Dynamic behavior of wind turbine with viscous inertial mass system under wind and seismic excitations

Abstract

In recent years, tuned mass dampers (TMDs) have been used for the vibration control of wind turbines. To improve the vibration control effect of a TMD, novel vibration control systems have been developed by adding an inertial element. These novel vibration control systems can be classified into untuned and tuned viscous inertial mass systems (VIMS and TVIMS, respectively). In this study, the optimal parameters of each system in a single-degree-of-freedom system were determined by performing a frequency domain analysis. Numerical models of a 2.2 MW wind turbine with a TMD, VIMS and TVIMS were developed. The numerical models included theoretical models of a TMD, VIMS, and TVIMS, and used their optimal design parameters with a mass ratio of 2 %. Each model was validated by comparing its frequency information with that of an actual structure. Dynamic analysis of each structure was performed to obtain the structural responses under wind, seismic, and wind-seismic coupling loads. The advantages of the different vibration control systems were evaluated by comparing the responses of the vertices and the space required for each system.
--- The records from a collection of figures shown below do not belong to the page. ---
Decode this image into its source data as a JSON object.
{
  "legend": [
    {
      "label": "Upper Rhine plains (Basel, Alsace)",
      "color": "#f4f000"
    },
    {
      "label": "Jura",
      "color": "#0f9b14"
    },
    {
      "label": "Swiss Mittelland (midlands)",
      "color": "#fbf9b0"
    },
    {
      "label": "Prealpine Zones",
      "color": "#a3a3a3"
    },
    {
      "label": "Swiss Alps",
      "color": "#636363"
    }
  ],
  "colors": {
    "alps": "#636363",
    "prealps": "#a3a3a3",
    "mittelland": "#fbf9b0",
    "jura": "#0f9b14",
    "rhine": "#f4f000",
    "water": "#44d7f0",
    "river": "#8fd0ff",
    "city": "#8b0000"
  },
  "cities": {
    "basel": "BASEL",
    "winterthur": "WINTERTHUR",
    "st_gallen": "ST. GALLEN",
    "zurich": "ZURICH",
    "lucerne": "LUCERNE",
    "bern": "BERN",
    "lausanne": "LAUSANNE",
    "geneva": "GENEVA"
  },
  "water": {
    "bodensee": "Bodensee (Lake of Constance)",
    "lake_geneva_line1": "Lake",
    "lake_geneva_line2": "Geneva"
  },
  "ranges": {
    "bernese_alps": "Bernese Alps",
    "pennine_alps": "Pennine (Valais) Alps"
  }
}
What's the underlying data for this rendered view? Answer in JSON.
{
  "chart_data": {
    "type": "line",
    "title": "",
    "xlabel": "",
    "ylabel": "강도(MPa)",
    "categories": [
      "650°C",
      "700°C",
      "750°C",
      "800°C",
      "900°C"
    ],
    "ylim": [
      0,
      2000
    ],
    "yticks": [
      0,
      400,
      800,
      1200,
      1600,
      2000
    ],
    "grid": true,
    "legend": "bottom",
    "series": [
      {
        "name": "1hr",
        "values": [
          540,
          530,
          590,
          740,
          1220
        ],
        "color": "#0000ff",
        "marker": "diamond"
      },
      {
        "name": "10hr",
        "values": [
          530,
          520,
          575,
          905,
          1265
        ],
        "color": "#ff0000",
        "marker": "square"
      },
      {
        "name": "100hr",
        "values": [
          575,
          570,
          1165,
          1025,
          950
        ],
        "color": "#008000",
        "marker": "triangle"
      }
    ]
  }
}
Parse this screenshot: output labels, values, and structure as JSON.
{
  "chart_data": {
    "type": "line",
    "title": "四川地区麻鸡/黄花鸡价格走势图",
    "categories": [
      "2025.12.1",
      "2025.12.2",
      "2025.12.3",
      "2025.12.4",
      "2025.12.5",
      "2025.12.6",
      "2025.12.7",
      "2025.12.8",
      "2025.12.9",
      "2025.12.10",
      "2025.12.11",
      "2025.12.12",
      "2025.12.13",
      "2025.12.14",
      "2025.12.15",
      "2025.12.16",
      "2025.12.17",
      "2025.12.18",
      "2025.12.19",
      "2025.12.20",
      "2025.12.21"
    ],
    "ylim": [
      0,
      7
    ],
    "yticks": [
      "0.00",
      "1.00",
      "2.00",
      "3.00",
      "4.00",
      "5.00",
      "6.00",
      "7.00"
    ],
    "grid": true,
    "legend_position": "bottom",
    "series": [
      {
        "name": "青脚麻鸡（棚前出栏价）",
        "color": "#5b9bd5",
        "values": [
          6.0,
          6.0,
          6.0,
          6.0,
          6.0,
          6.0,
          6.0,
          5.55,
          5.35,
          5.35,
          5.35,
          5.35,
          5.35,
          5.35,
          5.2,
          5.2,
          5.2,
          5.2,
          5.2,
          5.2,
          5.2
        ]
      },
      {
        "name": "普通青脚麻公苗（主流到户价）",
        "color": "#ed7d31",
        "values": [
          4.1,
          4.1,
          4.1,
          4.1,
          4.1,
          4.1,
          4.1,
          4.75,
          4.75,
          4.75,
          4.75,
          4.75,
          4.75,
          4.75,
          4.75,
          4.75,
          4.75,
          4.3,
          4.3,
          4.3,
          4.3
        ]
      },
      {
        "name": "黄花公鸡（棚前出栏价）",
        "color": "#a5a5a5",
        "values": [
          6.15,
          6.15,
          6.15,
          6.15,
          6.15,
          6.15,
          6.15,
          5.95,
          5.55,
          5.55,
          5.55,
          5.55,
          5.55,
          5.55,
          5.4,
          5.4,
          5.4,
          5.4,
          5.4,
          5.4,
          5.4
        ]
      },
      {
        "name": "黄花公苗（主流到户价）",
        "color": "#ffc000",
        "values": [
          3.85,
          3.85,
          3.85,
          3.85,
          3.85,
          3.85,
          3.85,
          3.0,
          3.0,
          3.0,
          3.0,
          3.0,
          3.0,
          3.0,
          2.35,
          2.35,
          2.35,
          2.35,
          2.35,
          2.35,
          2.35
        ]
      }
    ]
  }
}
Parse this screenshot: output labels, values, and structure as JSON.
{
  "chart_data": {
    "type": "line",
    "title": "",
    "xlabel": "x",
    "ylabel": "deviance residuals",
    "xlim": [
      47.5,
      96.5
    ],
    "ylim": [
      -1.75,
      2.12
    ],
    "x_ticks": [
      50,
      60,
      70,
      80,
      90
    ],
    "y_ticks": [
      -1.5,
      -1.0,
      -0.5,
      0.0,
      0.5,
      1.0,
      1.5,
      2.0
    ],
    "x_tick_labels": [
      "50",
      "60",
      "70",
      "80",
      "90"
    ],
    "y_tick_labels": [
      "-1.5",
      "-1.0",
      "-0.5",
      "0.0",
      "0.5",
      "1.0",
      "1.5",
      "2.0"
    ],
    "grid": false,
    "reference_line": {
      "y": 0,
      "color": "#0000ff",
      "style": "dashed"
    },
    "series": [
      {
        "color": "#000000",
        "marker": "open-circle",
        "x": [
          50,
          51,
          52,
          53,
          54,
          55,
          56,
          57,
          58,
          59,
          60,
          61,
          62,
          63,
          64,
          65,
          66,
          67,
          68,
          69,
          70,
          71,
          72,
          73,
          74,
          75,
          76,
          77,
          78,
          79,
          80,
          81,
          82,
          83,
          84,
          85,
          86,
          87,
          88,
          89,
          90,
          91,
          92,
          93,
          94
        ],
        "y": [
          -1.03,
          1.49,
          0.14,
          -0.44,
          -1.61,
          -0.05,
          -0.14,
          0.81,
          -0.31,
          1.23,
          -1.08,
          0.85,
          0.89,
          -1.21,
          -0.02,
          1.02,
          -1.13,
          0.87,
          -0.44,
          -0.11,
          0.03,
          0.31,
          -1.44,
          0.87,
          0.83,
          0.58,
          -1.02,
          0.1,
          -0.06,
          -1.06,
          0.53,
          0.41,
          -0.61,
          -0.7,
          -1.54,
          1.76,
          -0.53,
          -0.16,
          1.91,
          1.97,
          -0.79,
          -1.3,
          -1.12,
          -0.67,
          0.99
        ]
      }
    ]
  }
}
The VIMS can reduce the spring elongation by an average of 33.21 %, with a maximum reduction of 39.42 %. However, the VIMS was not as effective in controlling the structural displacement response as the TMD, with an average displacement response of only 4.99 %. The TVIMS improved the displacement response control effect by at least 21.83 %; however, the spring elongation was needed to be increased by at least 26.82 %. Its excellent control effect is attributed to large deformation of the spring element.